All I'm saying is that catalysis doesn't always work by reducing the activation energy for a given reaction. Other factors, like acidity or alkalinity, which do not depend on temperature, may be significant in whether a certain catalyst will be effective at increasing reaction rates.

http://en.wikipedia.org/wiki/Catalysis
 
There are also cases where enzymes are important for their specificity in addition for their ability to perform catalysis. For example, many signalling processes within the cell are regulated by the transfer of a phosphate from ATP to a specific residue on a protein. If this process were occurring thermally, transfer of the phosphate from ATP to water would be the dominant reaction, so protein phosphorylation would almost never occur.

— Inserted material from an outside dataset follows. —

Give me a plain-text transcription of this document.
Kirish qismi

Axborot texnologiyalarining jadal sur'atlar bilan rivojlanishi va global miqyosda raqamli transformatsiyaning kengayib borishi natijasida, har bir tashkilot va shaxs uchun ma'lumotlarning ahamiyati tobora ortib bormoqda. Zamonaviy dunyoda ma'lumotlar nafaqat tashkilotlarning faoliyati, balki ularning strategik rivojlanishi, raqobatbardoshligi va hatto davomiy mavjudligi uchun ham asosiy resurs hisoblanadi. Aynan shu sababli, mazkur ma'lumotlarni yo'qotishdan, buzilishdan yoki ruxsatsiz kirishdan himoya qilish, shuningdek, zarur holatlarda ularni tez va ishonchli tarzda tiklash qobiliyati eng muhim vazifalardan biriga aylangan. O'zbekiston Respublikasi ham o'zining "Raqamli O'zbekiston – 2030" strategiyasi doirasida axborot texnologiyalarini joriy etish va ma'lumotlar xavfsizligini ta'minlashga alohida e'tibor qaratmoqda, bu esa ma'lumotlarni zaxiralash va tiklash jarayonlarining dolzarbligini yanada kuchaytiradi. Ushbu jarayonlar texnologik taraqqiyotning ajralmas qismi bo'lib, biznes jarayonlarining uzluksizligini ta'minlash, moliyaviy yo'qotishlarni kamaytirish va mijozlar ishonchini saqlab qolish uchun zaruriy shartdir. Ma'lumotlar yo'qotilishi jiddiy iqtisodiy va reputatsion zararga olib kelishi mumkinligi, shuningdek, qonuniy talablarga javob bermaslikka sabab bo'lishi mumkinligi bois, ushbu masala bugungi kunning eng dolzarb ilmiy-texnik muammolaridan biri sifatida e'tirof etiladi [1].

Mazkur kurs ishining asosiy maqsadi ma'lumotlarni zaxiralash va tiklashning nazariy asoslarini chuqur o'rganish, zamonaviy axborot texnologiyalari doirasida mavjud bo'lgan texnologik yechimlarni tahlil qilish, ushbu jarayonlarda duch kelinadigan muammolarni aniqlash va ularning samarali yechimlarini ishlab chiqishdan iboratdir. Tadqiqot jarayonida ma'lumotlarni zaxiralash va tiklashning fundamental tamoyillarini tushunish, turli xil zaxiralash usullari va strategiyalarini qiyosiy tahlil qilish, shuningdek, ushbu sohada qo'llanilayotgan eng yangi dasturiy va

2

Furthermore, some essential metabolic reactions in the cell require enzymes. A good example is the synthesis of ATP from ADP and phosphate by ATP synthase. This reaction requires an enzyme in order to couple the energy from an electrochemical gradient to the thermodynamically unfavorable synthesis of ATP.
 
Agree with Ygggdrasil but would put it still more strongly: without the specificity properties of enzymes life is surely impossible and unimaginable. You could have reactions with unspecific catalysts but they would just be a mess, everything would degrade - in particular the example he gives phosphates would just transfer to water instead of being channeled (albeit everything obey thermodynamics and free energy decrease) to phosphorylation of other things, an example of the coupling of reactions that is really everything in biochemistry.